That's true to an extent, even in the UK. But in any kind of optimisation process the key is that you want to go after the element which has the highest "cost of activity" times "frequency of activity". It matters much less whether people change their vacation plans, potentially involving huge mileage for maybe fifteen days, than if they change their daily commute, which is generally much shorter but happens close to 250 days a year.

On the anecdote front, I'm all for taking buses, but family will insist on holding get togethers at some point over holiday weekends which is precisely when most buses change to their "one or two in the entire day" schedule. So I end up either taking a taxi or grabbing a ride from someone. But I use public transport when I do have to commute.

but family will insist on holding get togethers at some point over holiday weekends...

Or you don't go. Using a car less doesn't change the paradigm. Ditching the car does.

Linear programming tells us that the "solution" is never a compromise, but always an extreme. Switching paradigms is jumping to new maximum/minimum.

cfm in Gray, ME

Being pedantic, linear programming relies on the fact that there is always one global optimum that occurs at a corner of the constraint simplex; in some circumstances there can be equal global optima not at a corner. But that's a minor quibble.

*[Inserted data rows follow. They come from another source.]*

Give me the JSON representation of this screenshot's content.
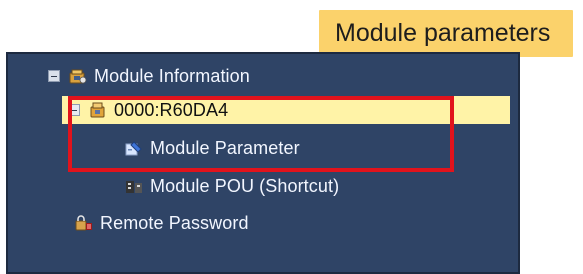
{
  "callout": {
    "text": "Module parameters"
  },
  "tree": {
    "items": [
      {
        "label": "Module Information",
        "icon": "module-information-icon"
      },
      {
        "label": "0000:R60DA4",
        "icon": "module-device-icon"
      },
      {
        "label": "Module Parameter",
        "icon": "module-parameter-icon"
      },
      {
        "label": "Module POU (Shortcut)",
        "icon": "module-pou-icon"
      },
      {
        "label": "Remote Password",
        "icon": "remote-password-icon"
      }
    ]
  },
  "colors": {
    "tree_background": "#2f4466",
    "selected_row": "#fff3a7",
    "highlight_frame": "#e1131c",
    "callout_background": "#fbd26b"
  }
}
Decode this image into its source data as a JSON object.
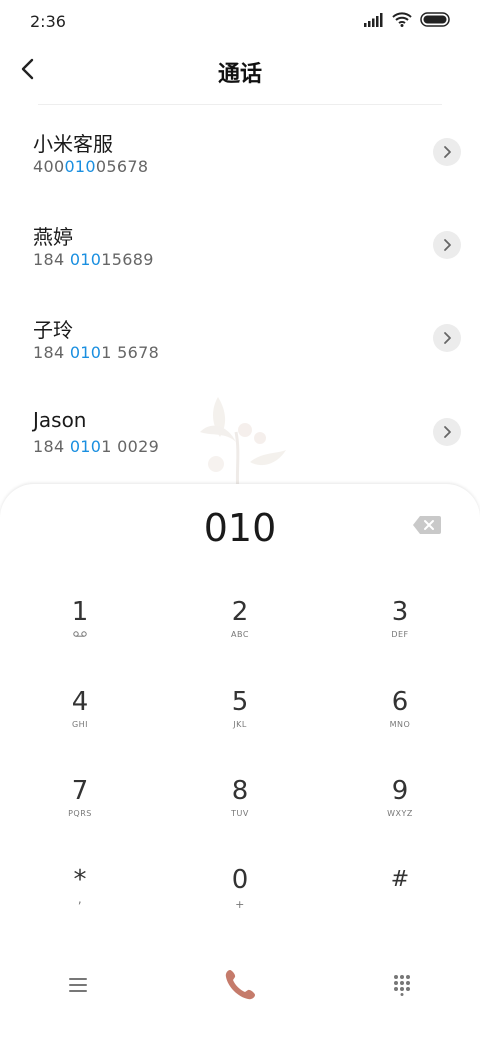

I was more commenting on the irony that my family choose dates that makes getting to them by public transport difficult rather than easy. Commuting day in,day out without using a car is a bigger change than what happens four or five exceptional days a year.

"Using a car less doesn't change the paradigm. Ditching the car does."

If your talking about the paradigm of Peak Oil, and your talking only about American cars, no, it doesn't.

RC

Linear programming tells us that the "solution" is never a compromise, but always an extreme. Switching paradigms is jumping to new maximum/minimum.

Having used linear programming as a tool professionally, three comments:

  1. The intersections of the constraint planes (thinking of the problem geometrically) are indeed compromises. At the optimal solution, many different constraints may bind.
  2. For a planner, learning which constraints are binding at the optimal solution is at least as valuable as the optimal variable values themselves because they suggest options for doing better, and
  3. The space of potential solutions in the real world is seldom convex. In the LP world, there is always a path from where you are to where you want to be such that you are better off at each step. In the real world, not always true.